Marcó el número del telefonino de Paola. Ella contestó diciendo:
– Fríe las cebollas y échales el tomate y las aceitunas. No tienen hueso. Guarda elparmigiano en una bolsa de plástico nueva con autocierre.
– También yo te echo de menos desesperadamente -dijo Brunetti.
– No te pases conmigo, Guido Brunetti, o te digo que estamos a catorce grados y que llevo jersey dentro de casa. -Él iba a defenderse, pero ella, sin dejarle hablar, remachó-: Y hemos encendido fuego en la chimenea.
– Conozco a un montón de abogados que llevan casos de divorcio, ¿sabes?
– Y esta tarde hemos dado un paseo de tres horas, a pleno sol, y el Ortler aún está nevado.
– Está bien, está bien. Sacudiré a Patta hasta hacerle confesar que él ha cometido el crimen y mañana estaré ahí.
– Háblame de esa llamada. ¿A quién han matado? -esto, ya sin asomo de humor en la voz.
– A un hombre que trabajaba en el Tribunale. Pudo ser un atraco que acabó mal.
Ella, que no en vano llevaba más de veinte años casada con este hombre, preguntó:
– ¿«Pudo ser»? ¿Quieres decir que fue atraco o que Patta tratará de hacerlo pasar por atraco?
– Pudo ser atraco. Lo han matado en el patio de entrada de su casa y no lo han encontrado hasta esta mañana.
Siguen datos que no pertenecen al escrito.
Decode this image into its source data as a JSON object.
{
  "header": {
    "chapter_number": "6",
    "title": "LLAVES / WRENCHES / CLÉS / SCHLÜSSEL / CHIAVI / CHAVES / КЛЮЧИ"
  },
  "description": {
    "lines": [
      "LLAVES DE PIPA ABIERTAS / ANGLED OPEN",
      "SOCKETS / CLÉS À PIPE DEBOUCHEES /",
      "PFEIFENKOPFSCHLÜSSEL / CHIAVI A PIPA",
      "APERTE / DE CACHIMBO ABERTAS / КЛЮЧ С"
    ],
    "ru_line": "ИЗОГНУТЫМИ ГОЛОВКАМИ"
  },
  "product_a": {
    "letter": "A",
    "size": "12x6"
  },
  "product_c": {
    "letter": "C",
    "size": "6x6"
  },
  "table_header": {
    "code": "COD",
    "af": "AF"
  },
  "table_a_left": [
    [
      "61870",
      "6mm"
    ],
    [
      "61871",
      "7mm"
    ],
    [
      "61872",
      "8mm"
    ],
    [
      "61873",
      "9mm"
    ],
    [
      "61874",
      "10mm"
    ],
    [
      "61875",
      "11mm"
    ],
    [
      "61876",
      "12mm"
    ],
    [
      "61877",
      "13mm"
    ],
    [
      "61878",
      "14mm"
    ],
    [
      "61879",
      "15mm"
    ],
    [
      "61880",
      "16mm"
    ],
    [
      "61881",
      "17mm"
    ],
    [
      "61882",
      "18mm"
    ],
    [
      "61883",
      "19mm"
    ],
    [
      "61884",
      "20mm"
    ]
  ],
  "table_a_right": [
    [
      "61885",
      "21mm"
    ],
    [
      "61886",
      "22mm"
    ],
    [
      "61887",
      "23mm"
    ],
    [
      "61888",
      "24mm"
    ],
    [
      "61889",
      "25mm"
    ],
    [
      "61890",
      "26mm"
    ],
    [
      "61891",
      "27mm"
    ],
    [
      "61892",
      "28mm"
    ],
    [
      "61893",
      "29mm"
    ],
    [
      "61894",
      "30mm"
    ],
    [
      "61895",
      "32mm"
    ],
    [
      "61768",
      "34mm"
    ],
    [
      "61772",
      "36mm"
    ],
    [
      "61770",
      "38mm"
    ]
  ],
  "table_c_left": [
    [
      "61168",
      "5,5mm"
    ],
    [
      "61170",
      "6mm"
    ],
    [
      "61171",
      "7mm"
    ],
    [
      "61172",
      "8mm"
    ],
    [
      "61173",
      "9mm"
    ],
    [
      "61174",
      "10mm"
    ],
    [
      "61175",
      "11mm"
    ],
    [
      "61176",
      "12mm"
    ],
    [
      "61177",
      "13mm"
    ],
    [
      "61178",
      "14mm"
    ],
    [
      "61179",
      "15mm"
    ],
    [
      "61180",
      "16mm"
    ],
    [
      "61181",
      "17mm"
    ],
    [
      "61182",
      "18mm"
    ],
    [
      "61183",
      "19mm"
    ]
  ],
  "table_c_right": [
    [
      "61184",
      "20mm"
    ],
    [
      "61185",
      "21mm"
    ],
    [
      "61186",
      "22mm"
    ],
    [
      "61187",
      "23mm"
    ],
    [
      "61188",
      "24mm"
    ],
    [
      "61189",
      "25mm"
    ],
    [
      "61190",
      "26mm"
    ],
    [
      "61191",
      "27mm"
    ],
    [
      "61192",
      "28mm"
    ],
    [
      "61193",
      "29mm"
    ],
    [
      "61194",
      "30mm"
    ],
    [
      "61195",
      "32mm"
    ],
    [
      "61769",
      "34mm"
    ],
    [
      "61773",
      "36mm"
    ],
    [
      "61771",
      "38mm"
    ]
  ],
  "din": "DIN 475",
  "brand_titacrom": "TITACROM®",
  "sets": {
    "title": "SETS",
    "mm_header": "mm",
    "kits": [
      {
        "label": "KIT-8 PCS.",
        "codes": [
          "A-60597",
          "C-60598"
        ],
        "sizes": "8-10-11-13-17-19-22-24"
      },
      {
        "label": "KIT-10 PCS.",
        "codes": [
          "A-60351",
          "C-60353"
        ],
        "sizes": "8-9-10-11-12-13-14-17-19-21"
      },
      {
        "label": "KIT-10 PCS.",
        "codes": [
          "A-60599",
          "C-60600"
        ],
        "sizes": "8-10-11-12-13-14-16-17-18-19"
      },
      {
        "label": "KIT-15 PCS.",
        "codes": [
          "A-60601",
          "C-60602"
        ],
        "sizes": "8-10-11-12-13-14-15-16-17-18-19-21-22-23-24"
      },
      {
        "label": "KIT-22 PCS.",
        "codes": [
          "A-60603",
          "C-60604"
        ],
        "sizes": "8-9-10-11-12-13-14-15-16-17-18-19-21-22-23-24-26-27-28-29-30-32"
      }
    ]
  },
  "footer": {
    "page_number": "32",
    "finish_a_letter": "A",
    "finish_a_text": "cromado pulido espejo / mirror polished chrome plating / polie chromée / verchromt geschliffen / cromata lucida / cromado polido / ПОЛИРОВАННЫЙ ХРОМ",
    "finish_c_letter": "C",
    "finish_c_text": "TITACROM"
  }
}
No sé lo que hará Patta.
– ¿Tienes alguna idea?
– Vagamente. -Ella había preguntado sólo por el asesinato, y Brunetti no creyó necesario decir que había pedido a su madre que ayudara a la policía a investigar lo que podía ser otro delito. Desviando la conversación de asuntos profesionales, preguntó-: ¿Cómo están los chicos?
– Cansados. Les he dado de cenar y están tratando de mantenerse despiertos hasta las nueve. Supongo que aún piensan que sólo los niños pequeños se acuestan antes de las nueve.
– Quién fuera niño pequeño -suspiró Brunetti.
– Basta de lamentaciones. Ahora preparas la salsa y cenas. Después te vas a la cama. Para entonces ya serán más de las nueve.
– Gracias. Os deseo sol y tiempo fresco, para que podáis estar todo el día con el jersey puesto.
– ¿Qué tal por ahí?
– Calor.
– Ve a cenar, Guido.
– Ahora mismo -respondió él, se despidió y colgó el teléfono.